Лев сказал все, что хотел, и препираться с гостями у него не имелось намерений. Главу церкви сменил находившейся подле него диакон.

— Император находится в Равенне, а отец христиан в Риме, — заметил служитель церкви, — и позволить войти в Вечный город может только он.

— Вы хотите воспользоваться нашим бедственным положением, чтобы сломить наш дух.
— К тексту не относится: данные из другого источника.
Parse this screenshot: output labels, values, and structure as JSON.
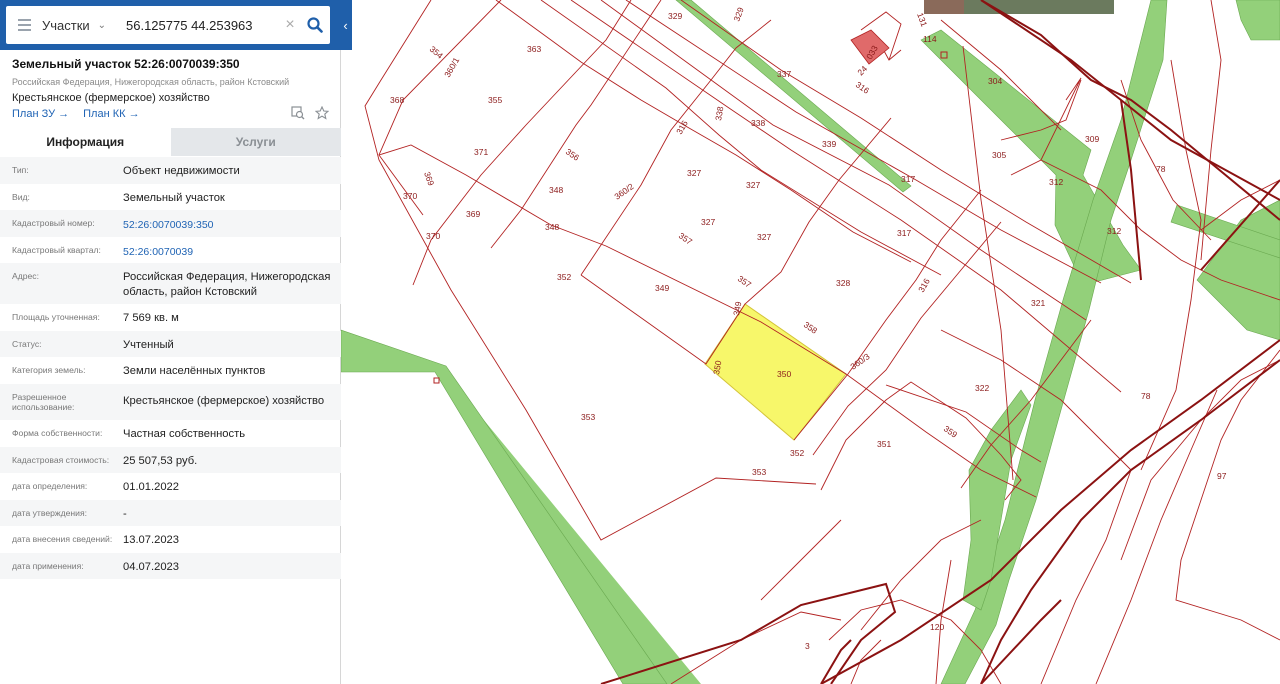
{
  "search": {
    "layer": "Участки",
    "query": "56.125775 44.253963"
  },
  "card": {
    "title": "Земельный участок 52:26:0070039:350",
    "address": "Российская Федерация, Нижегородская область, район Кстовский",
    "use": "Крестьянское (фермерское) хозяйство",
    "link_zu": "План ЗУ →",
    "link_kk": "План КК →"
  },
  "tabs": {
    "info": "Информация",
    "services": "Услуги"
  },
  "rows": [
    {
      "label": "Тип:",
      "value": "Объект недвижимости"
    },
    {
      "label": "Вид:",
      "value": "Земельный участок"
    },
    {
      "label": "Кадастровый номер:",
      "value": "52:26:0070039:350"
    },
    {
      "label": "Кадастровый квартал:",
      "value": "52:26:0070039"
    },
    {
      "label": "Адрес:",
      "value": "Российская Федерация, Нижегородская область, район Кстовский"
    },
    {
      "label": "Площадь уточненная:",
      "value": "7 569 кв. м"
    },
    {
      "label": "Статус:",
      "value": "Учтенный"
    },
    {
      "label": "Категория земель:",
      "value": "Земли населённых пунктов"
    },
    {
      "label": "Разрешенное использование:",
      "value": "Крестьянское (фермерское) хозяйство"
    },
    {
      "label": "Форма собственности:",
      "value": "Частная собственность"
    },
    {
      "label": "Кадастровая стоимость:",
      "value": "25 507,53 руб."
    },
    {
      "label": "дата определения:",
      "value": "01.01.2022"
    },
    {
      "label": "дата утверждения:",
      "value": "-"
    },
    {
      "label": "дата внесения сведений:",
      "value": "13.07.2023"
    },
    {
      "label": "дата применения:",
      "value": "04.07.2023"
    }
  ],
  "map_labels": [
    "329",
    "329",
    "363",
    "354",
    "360/1",
    "368",
    "355",
    "337",
    "338",
    "338",
    "316",
    "316",
    "339",
    "371",
    "356",
    "327",
    "327",
    "369",
    "370",
    "348",
    "348",
    "360/2",
    "327",
    "327",
    "370",
    "369",
    "357",
    "352",
    "349",
    "357",
    "349",
    "328",
    "358",
    "350",
    "350",
    "360/3",
    "353",
    "352",
    "351",
    "353",
    "359",
    "317",
    "317",
    "316",
    "114",
    "033",
    "24",
    "131",
    "304",
    "305",
    "309",
    "312",
    "312",
    "78",
    "321",
    "322",
    "78",
    "97",
    "120",
    "3"
  ],
  "colors": {
    "accent": "#1f5faa",
    "parcel_line": "#b22222",
    "selected_fill": "#f7f76a",
    "road_fill": "#93d07a"
  }
}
Разве это хорошо: лишить нас выбора? — возмутился епископ Лептиса. — Даже Господь оставляет за человеком выбор жизненного пути.

— Мы всегда принимаем гостей с уважением и почетом, — ответил диакон. — Однако, коль римляне привыкли, что их день начинается с яйца, согласитесь, будет выглядеть нехорошо, если гости будут убеждать нас вместо яйца поедать свиной окорок. Но гораздо хуже, когда гости желают изменить не гастрономические привычки, а нашу веру. Прибывшие ранее ваши соотечественники проповедуют ересь и уже соблазнили некоторые нестойкие души. Такого мы терпеть не можем.

— Вы хотите отнять у нас души, сделать пустыми наши сердца! — с горечью простонал Марк.

— Нет, мы хотим очистить ваши головы от заблуждений и спасти души. Мы искренне жаждем помочь вам обрести истинную веру. Римские христиане хотят соединиться с братьями, и все вместе мы станем сильнее и ближе к Господу, — произнес Великий понтифик. — Выбор у вас есть, но он действительно суров: либо вы принимаете нашу веру, либо возвращаетесь в Африку искать милости у вандалов.

Беженцы думали два дня. Бедствия, нараставшие с каждым часом, склоняли их принять предложение Льва. Все средства они потратили на дорогу до Рима, и теперь большинство переселенцев не могло купить даже миску чечевичной похлебки с куском самого плохого хлеба. За время, прошедшее с момента беседы со Львом, врата Вечного города не открылись ни разу, и, соответственно, сердобольные горожане за последние два дня не вынесли переселенцам ни продуктов, ни вина, ни даже воды. Естественно, беглецы не могли вернуться обратно в Ливию: и не только потому, что нечем было платить за место на корабле — на родине их ждало рабство, еще недавно презираемые ими вандалы предпочитали иметь рабами римлян. Расплата за неуемную гордыню настигла народ, который много столетий считал себя повелителем мира.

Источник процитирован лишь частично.